The Emoji Code
- UK left and US right
- Author: Vyvyan Evans
- Language: English
- Genre: Popular science
- Published: May 18 2017 (UK) Aug 1 2017 (US)
- Publisher: Michael O'Mara (UK) Picador (US)
- Publication place: United States
- ISBN: 978-1250129062
- Website: https://www.vyvevans.net/the-emoji-code

= The Emoji Code =

2017 book

The Emoji Code is a 2017 book by linguist Vyvyan Evans, analyzing emoji as a form of digital communication in the evolution of language and writing systems. The book argues that emoji constitutes missing element in digital communication, vis-a-vis face-to-face spoken communication, by providing the "new body language of the digital age". As such, Evans claims that "emojis actually enhance our language [in digital communication] and our ability to wield it." It was released in the United Kingdom on May 18, 2017, while in the United States on August 1, 2017.

== Thesis ==
The Emoji Code claims that Emoji fulfils a similar function in digital communication to gesture, body language and intonation in spoken interactions, helping to provide the emotional cues so often missing in textspeak. By clarifying our digital conversations, emojis can be seen as empowering, a force for good in twenty-first-century communication. As such, the argument is that Emoji is a paralanguage, facilitating better emotional resonance in digital communication, making us more effective communicators. In essence, "emojis are a visual representation that offer non-verbal cues in text, much in the same way that body language and vocal tone is a conduit of meaning in everyday face-to-face conversations." Evans also argues that Emoji has a vital function in educational contexts, especially among children.

A notable argument of the book is that Emoji fulfils a number of communicative functions that mirror those fulfilled by gesture, eye gaze, facial expression and tone of voice in face-to-face spoken interaction.
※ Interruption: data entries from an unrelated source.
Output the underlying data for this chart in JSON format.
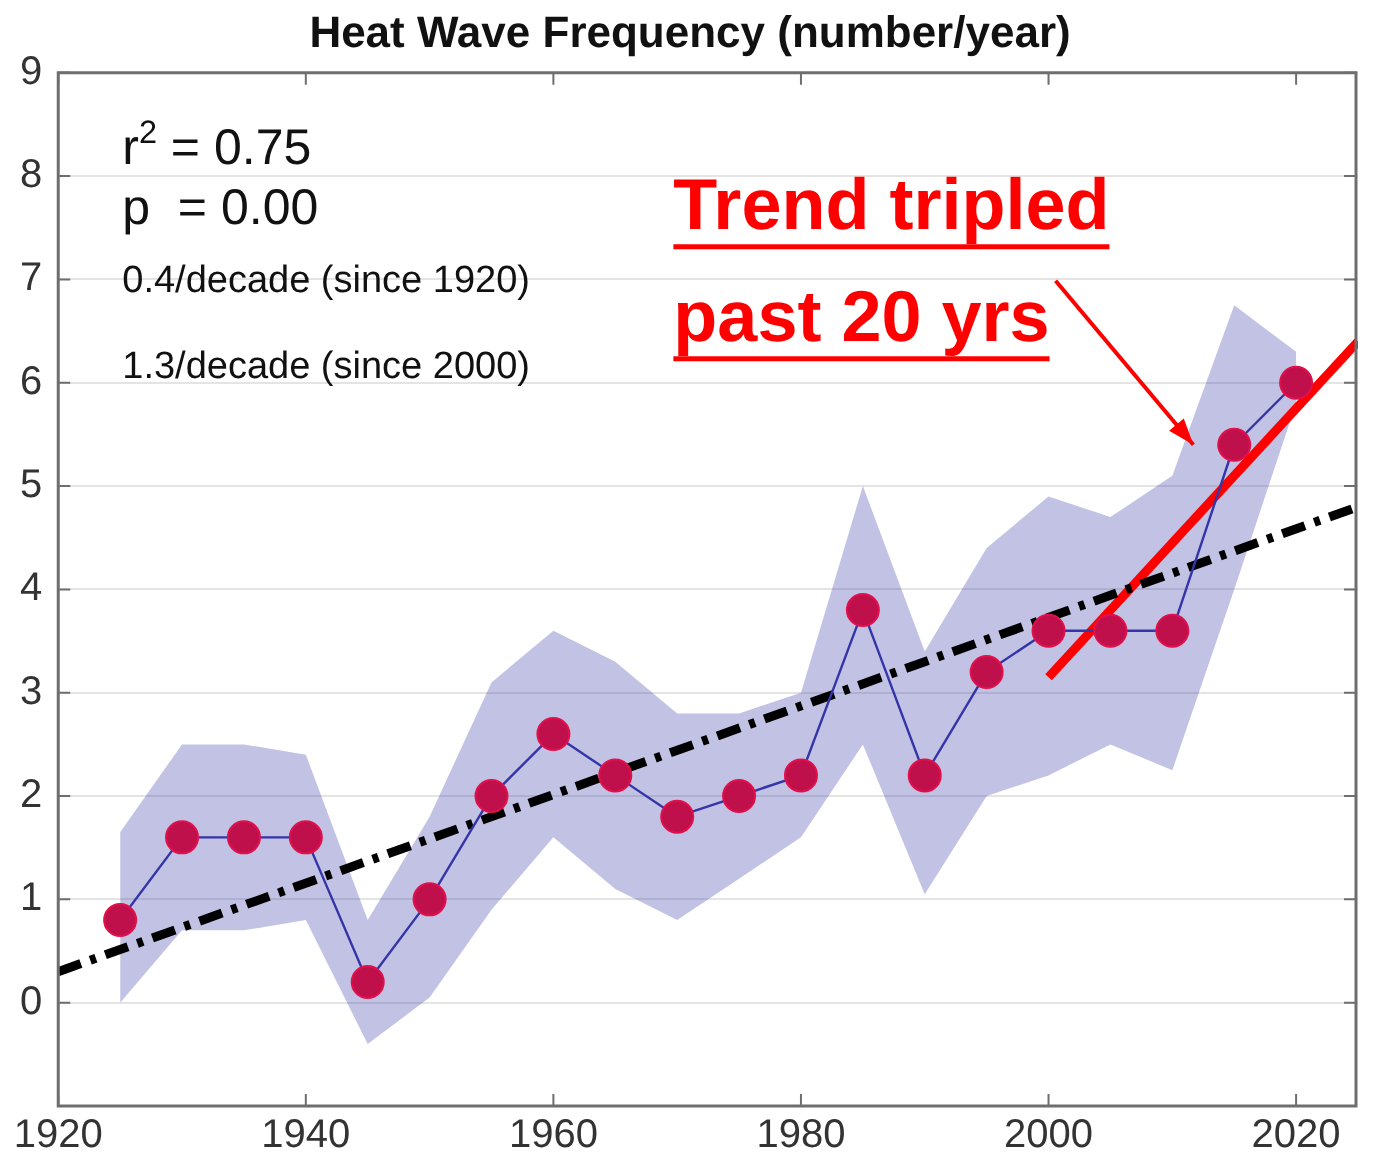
{
  "chart_data": {
    "type": "line",
    "title": "Heat Wave Frequency (number/year)",
    "x": [
      1925,
      1930,
      1935,
      1940,
      1945,
      1950,
      1955,
      1960,
      1965,
      1970,
      1975,
      1980,
      1985,
      1990,
      1995,
      2000,
      2005,
      2010,
      2015,
      2020
    ],
    "series": [
      {
        "color": "#3535a8",
        "marker": "circle",
        "values": [
          0.8,
          1.6,
          1.6,
          1.6,
          0.2,
          1.0,
          2.0,
          2.6,
          2.2,
          1.8,
          2.0,
          2.2,
          3.8,
          2.2,
          3.2,
          3.6,
          3.6,
          3.6,
          5.4,
          6.0
        ],
        "lower": [
          0.0,
          0.7,
          0.7,
          0.8,
          -0.4,
          0.05,
          0.9,
          1.6,
          1.1,
          0.8,
          1.2,
          1.6,
          2.5,
          1.05,
          2.0,
          2.2,
          2.5,
          2.25,
          4.0,
          5.8
        ],
        "upper": [
          1.65,
          2.5,
          2.5,
          2.4,
          0.8,
          1.8,
          3.1,
          3.6,
          3.3,
          2.8,
          2.8,
          3.0,
          5.0,
          3.4,
          4.4,
          4.9,
          4.7,
          5.1,
          6.75,
          6.3
        ]
      },
      {
        "color": "#000000",
        "marker": "none",
        "line_style": "dashed",
        "x": [
          1920,
          2025
        ],
        "values": [
          0.3,
          4.8
        ]
      },
      {
        "color": "#ff0000",
        "marker": "none",
        "line_style": "solid",
        "x": [
          2000,
          2025
        ],
        "values": [
          3.15,
          6.4
        ]
      }
    ],
    "xlim": [
      1920,
      2025
    ],
    "xticks": [
      1920,
      1940,
      1960,
      1980,
      2000,
      2020
    ],
    "ylim": [
      -1,
      9
    ],
    "yticks": [
      0,
      1,
      2,
      3,
      4,
      5,
      6,
      7,
      8,
      9
    ],
    "grid": "y",
    "legend": false,
    "annotations": [
      "r$^{2}$ = 0.75",
      "p  = 0.00",
      "0.4/decade (since 1920)",
      "1.3/decade (since 2000)",
      {
        "text": "Trend tripled\npast 20 yrs",
        "x": 2011.7,
        "y": 5.4
      }
    ]
  }
}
Evans enumerates six functions of Emoji in digital communication: substitution, reinforcement, contradiction, metacommentary (or complementing), emphasis and discourse management. This analysis has been hailed as influential in how Emoji functions as a system of communication.

== Reception ==
The Emoji Code has been criticized as ardently advocating Emoji as a system of communication when in fact, Emoji is a "gimmick" and something of a backward step, in terms of how we communicate. Evans responded by claiming that such views misunderstand the nature of communication, and how it evolves, claiming that "A lot of people think they [Emoji] are a backward step, but this misunderstands the nature of human communication”. He contends that such views represent "ill-informed cultural elitism...emojis simply are not relevant for long-form written communication: literature, complex prose, articles in scientific journals. Emojis’ relevance lies in the abbreviated digital messages of daily life."
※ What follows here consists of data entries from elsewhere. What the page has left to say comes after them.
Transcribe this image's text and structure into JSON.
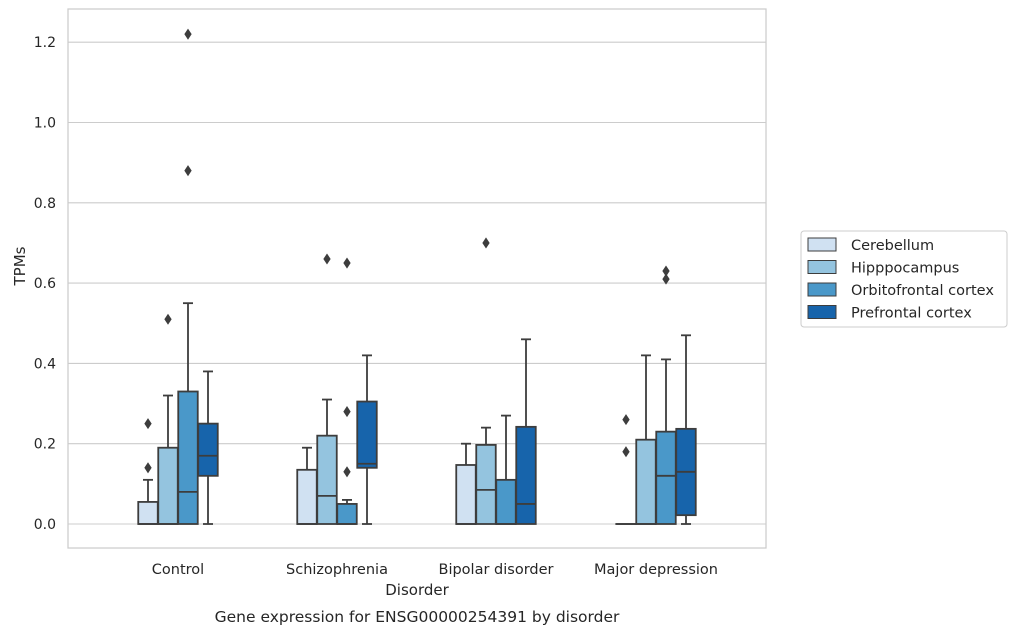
{
  "chart_data": {
    "type": "box",
    "title": "",
    "caption": "Gene expression for ENSG00000254391 by disorder",
    "xlabel": "Disorder",
    "ylabel": "TPMs",
    "ylim": [
      -0.06,
      1.28
    ],
    "yticks": [
      0.0,
      0.2,
      0.4,
      0.6,
      0.8,
      1.0,
      1.2
    ],
    "ytick_labels": [
      "0.0",
      "0.2",
      "0.4",
      "0.6",
      "0.8",
      "1.0",
      "1.2"
    ],
    "grid": "horizontal",
    "legend_position": "right",
    "categories": [
      "Control",
      "Schizophrenia",
      "Bipolar disorder",
      "Major depression"
    ],
    "series": [
      {
        "name": "Cerebellum",
        "color": "#d0e1f2",
        "boxes": [
          {
            "min": 0.0,
            "q1": 0.0,
            "median": 0.0,
            "q3": 0.055,
            "max": 0.11,
            "outliers": [
              0.14,
              0.25
            ]
          },
          {
            "min": 0.0,
            "q1": 0.0,
            "median": 0.0,
            "q3": 0.135,
            "max": 0.19,
            "outliers": []
          },
          {
            "min": 0.0,
            "q1": 0.0,
            "median": 0.0,
            "q3": 0.147,
            "max": 0.2,
            "outliers": []
          },
          {
            "min": 0.0,
            "q1": 0.0,
            "median": 0.0,
            "q3": 0.0,
            "max": 0.0,
            "outliers": [
              0.18,
              0.26
            ]
          }
        ]
      },
      {
        "name": "Hipppocampus",
        "color": "#94c4df",
        "boxes": [
          {
            "min": 0.0,
            "q1": 0.0,
            "median": 0.0,
            "q3": 0.19,
            "max": 0.32,
            "outliers": [
              0.51
            ]
          },
          {
            "min": 0.0,
            "q1": 0.0,
            "median": 0.07,
            "q3": 0.22,
            "max": 0.31,
            "outliers": [
              0.66
            ]
          },
          {
            "min": 0.0,
            "q1": 0.0,
            "median": 0.085,
            "q3": 0.197,
            "max": 0.24,
            "outliers": [
              0.7
            ]
          },
          {
            "min": 0.0,
            "q1": 0.0,
            "median": 0.0,
            "q3": 0.21,
            "max": 0.42,
            "outliers": []
          }
        ]
      },
      {
        "name": "Orbitofrontal cortex",
        "color": "#4a98c9",
        "boxes": [
          {
            "min": 0.0,
            "q1": 0.0,
            "median": 0.08,
            "q3": 0.33,
            "max": 0.55,
            "outliers": [
              0.88,
              1.22
            ]
          },
          {
            "min": 0.0,
            "q1": 0.0,
            "median": 0.0,
            "q3": 0.05,
            "max": 0.06,
            "outliers": [
              0.13,
              0.28,
              0.65
            ]
          },
          {
            "min": 0.0,
            "q1": 0.0,
            "median": 0.0,
            "q3": 0.11,
            "max": 0.27,
            "outliers": []
          },
          {
            "min": 0.0,
            "q1": 0.0,
            "median": 0.12,
            "q3": 0.23,
            "max": 0.41,
            "outliers": [
              0.61,
              0.63
            ]
          }
        ]
      },
      {
        "name": "Prefrontal cortex",
        "color": "#1764ab",
        "boxes": [
          {
            "min": 0.0,
            "q1": 0.12,
            "median": 0.17,
            "q3": 0.25,
            "max": 0.38,
            "outliers": []
          },
          {
            "min": 0.0,
            "q1": 0.14,
            "median": 0.15,
            "q3": 0.305,
            "max": 0.42,
            "outliers": []
          },
          {
            "min": 0.0,
            "q1": 0.0,
            "median": 0.05,
            "q3": 0.242,
            "max": 0.46,
            "outliers": []
          },
          {
            "min": 0.0,
            "q1": 0.022,
            "median": 0.13,
            "q3": 0.237,
            "max": 0.47,
            "outliers": []
          }
        ]
      }
    ]
  }
}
In response to this defense, one NPR reviewer attacked The Emoji Code for presenting attitudes toward Emoji in a binary manner--that people are either violently for or violently against emojis. The criticism is that by "tarring all critics of emojis with the same broad brush...The Emoji Code isn't entirely convincing in its ardent advocacy of smiley faces and scaredy cats".

== Controversy ==
Evans' research on the speed of uptake of Emoji led to his claim that Emoji is the closest humanity has come to a universal mode of communication. This was widely reported in the media as Evans claiming that Emoji had actually become a language. Representative headlines included: "Emoji is Britain's fastest growing language" and Emoji is "the fastest growing form of language ever”. This led to a wide range of criticism under the banner: "Linguists launch war of words on emoji as a language debate", with one notable internet linguist Gretchen McCulloch stating: "They’re totally fun! I like emoji! But not every way of communicating is equivalent to language.”
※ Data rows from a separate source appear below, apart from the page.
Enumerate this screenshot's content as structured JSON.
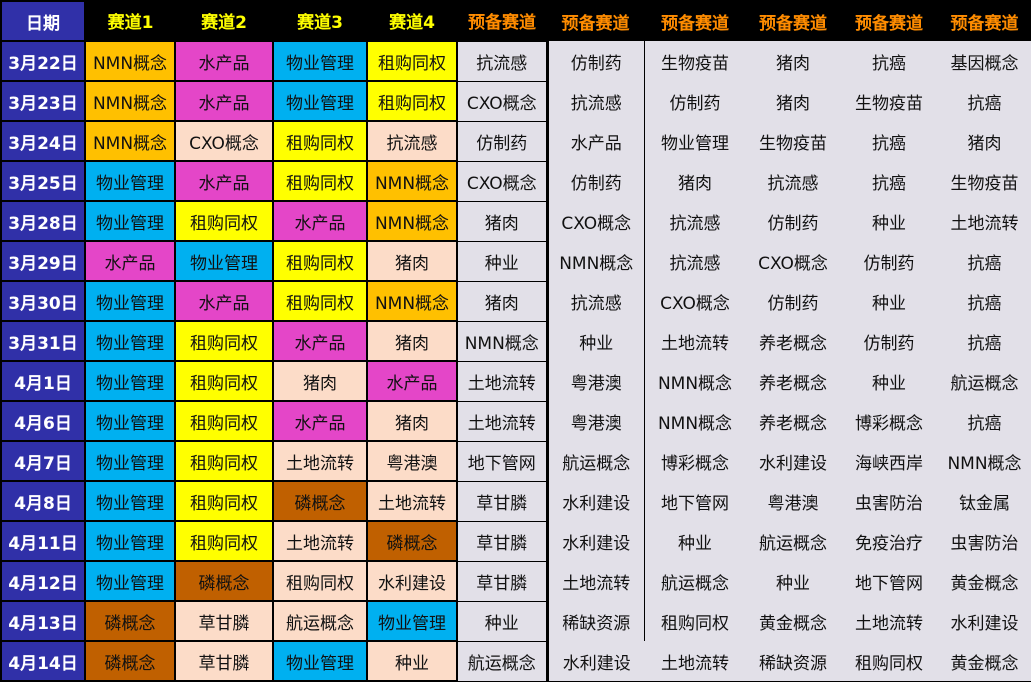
{
  "header": [
    "日期",
    "赛道1",
    "赛道2",
    "赛道3",
    "赛道4",
    "预备赛道",
    "预备赛道",
    "预备赛道",
    "预备赛道",
    "预备赛道",
    "预备赛道"
  ],
  "colors": {
    "o": "#ffc000",
    "m": "#e446c8",
    "c": "#00b0f0",
    "y": "#ffff00",
    "b": "#c06000",
    "p": "#fcdcc8"
  },
  "rows": [
    {
      "date": "3月22日",
      "cells": [
        "NMN概念",
        "水产品",
        "物业管理",
        "租购同权",
        "抗流感",
        "仿制药",
        "生物疫苗",
        "猪肉",
        "抗癌",
        "基因概念"
      ],
      "colors": [
        "o",
        "m",
        "c",
        "y"
      ]
    },
    {
      "date": "3月23日",
      "cells": [
        "NMN概念",
        "水产品",
        "物业管理",
        "租购同权",
        "CXO概念",
        "抗流感",
        "仿制药",
        "猪肉",
        "生物疫苗",
        "抗癌"
      ],
      "colors": [
        "o",
        "m",
        "c",
        "y"
      ]
    },
    {
      "date": "3月24日",
      "cells": [
        "NMN概念",
        "CXO概念",
        "租购同权",
        "抗流感",
        "仿制药",
        "水产品",
        "物业管理",
        "生物疫苗",
        "抗癌",
        "猪肉"
      ],
      "colors": [
        "o",
        "p",
        "y",
        "p"
      ]
    },
    {
      "date": "3月25日",
      "cells": [
        "物业管理",
        "水产品",
        "租购同权",
        "NMN概念",
        "CXO概念",
        "仿制药",
        "猪肉",
        "抗流感",
        "抗癌",
        "生物疫苗"
      ],
      "colors": [
        "c",
        "m",
        "y",
        "o"
      ]
    },
    {
      "date": "3月28日",
      "cells": [
        "物业管理",
        "租购同权",
        "水产品",
        "NMN概念",
        "猪肉",
        "CXO概念",
        "抗流感",
        "仿制药",
        "种业",
        "土地流转"
      ],
      "colors": [
        "c",
        "y",
        "m",
        "o"
      ]
    },
    {
      "date": "3月29日",
      "cells": [
        "水产品",
        "物业管理",
        "租购同权",
        "猪肉",
        "种业",
        "NMN概念",
        "抗流感",
        "CXO概念",
        "仿制药",
        "抗癌"
      ],
      "colors": [
        "m",
        "c",
        "y",
        "p"
      ]
    },
    {
      "date": "3月30日",
      "cells": [
        "物业管理",
        "水产品",
        "租购同权",
        "NMN概念",
        "猪肉",
        "抗流感",
        "CXO概念",
        "仿制药",
        "种业",
        "抗癌"
      ],
      "colors": [
        "c",
        "m",
        "y",
        "o"
      ]
    },
    {
      "date": "3月31日",
      "cells": [
        "物业管理",
        "租购同权",
        "水产品",
        "猪肉",
        "NMN概念",
        "种业",
        "土地流转",
        "养老概念",
        "仿制药",
        "抗癌"
      ],
      "colors": [
        "c",
        "y",
        "m",
        "p"
      ]
    },
    {
      "date": "4月1日",
      "cells": [
        "物业管理",
        "租购同权",
        "猪肉",
        "水产品",
        "土地流转",
        "粤港澳",
        "NMN概念",
        "养老概念",
        "种业",
        "航运概念"
      ],
      "colors": [
        "c",
        "y",
        "p",
        "m"
      ]
    },
    {
      "date": "4月6日",
      "cells": [
        "物业管理",
        "租购同权",
        "水产品",
        "猪肉",
        "土地流转",
        "粤港澳",
        "NMN概念",
        "养老概念",
        "博彩概念",
        "抗癌"
      ],
      "colors": [
        "c",
        "y",
        "m",
        "p"
      ]
    },
    {
      "date": "4月7日",
      "cells": [
        "物业管理",
        "租购同权",
        "土地流转",
        "粤港澳",
        "地下管网",
        "航运概念",
        "博彩概念",
        "水利建设",
        "海峡西岸",
        "NMN概念"
      ],
      "colors": [
        "c",
        "y",
        "p",
        "p"
      ]
    },
    {
      "date": "4月8日",
      "cells": [
        "物业管理",
        "租购同权",
        "磷概念",
        "土地流转",
        "草甘膦",
        "水利建设",
        "地下管网",
        "粤港澳",
        "虫害防治",
        "钛金属"
      ],
      "colors": [
        "c",
        "y",
        "b",
        "p"
      ]
    },
    {
      "date": "4月11日",
      "cells": [
        "物业管理",
        "租购同权",
        "土地流转",
        "磷概念",
        "草甘膦",
        "水利建设",
        "种业",
        "航运概念",
        "免疫治疗",
        "虫害防治"
      ],
      "colors": [
        "c",
        "y",
        "p",
        "b"
      ]
    },
    {
      "date": "4月12日",
      "cells": [
        "物业管理",
        "磷概念",
        "租购同权",
        "水利建设",
        "草甘膦",
        "土地流转",
        "航运概念",
        "种业",
        "地下管网",
        "黄金概念"
      ],
      "colors": [
        "c",
        "b",
        "p",
        "p"
      ]
    },
    {
      "date": "4月13日",
      "cells": [
        "磷概念",
        "草甘膦",
        "航运概念",
        "物业管理",
        "种业",
        "稀缺资源",
        "租购同权",
        "黄金概念",
        "土地流转",
        "水利建设"
      ],
      "colors": [
        "b",
        "p",
        "p",
        "c"
      ]
    },
    {
      "date": "4月14日",
      "cells": [
        "磷概念",
        "草甘膦",
        "物业管理",
        "种业",
        "航运概念",
        "水利建设",
        "土地流转",
        "稀缺资源",
        "租购同权",
        "黄金概念"
      ],
      "colors": [
        "b",
        "p",
        "c",
        "p"
      ]
    }
  ]
}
Evans responded in The Emoji Code by making clear that Emoji is a code, not a language. Evans posits that Emoji lacks the grammatical complexity or semantic richness of a true language. He argues that “Emoji isn’t a language as such. They are artificially created. They don’t evolve in the way that the natural language does. They don’t have a grammatical system". However, Evans claims that, like other systems of communication, Emoji fufils language-like functions. He cites legal cases where emojis can be perceived as amounting to death threats, in much the same way as a verbal threat. This is because, Evans contends, just like language, Emoji as a system of communication exhibits what he terms an interactional function--an attempt to influence the behavior of others, though language, or a language-like system.

Evans has also claimed that it is possible, in principle, for a system of communication such as Emoji to develop into a fully formed language. He cites examples such as Emoji Dick, a crowd-funded translation of the novel Moby Dick, and the visual representation of Alice in Wonderland as an emoji lattice.

== Editions ==
The Emoji Code was published by Picador in North America, and by Michael O'Mara in the UK in 2017. A Chinese language edition was published in 2021 by Peking University Press.

The UK title is The Emoji Code: How Smiley Faces, Love Hearts and Thumbs Up are Changing the Way We Communicate.

The US title is The Emoji Code: The Linguistics Behind Smiley Faces and Scaredy Cats.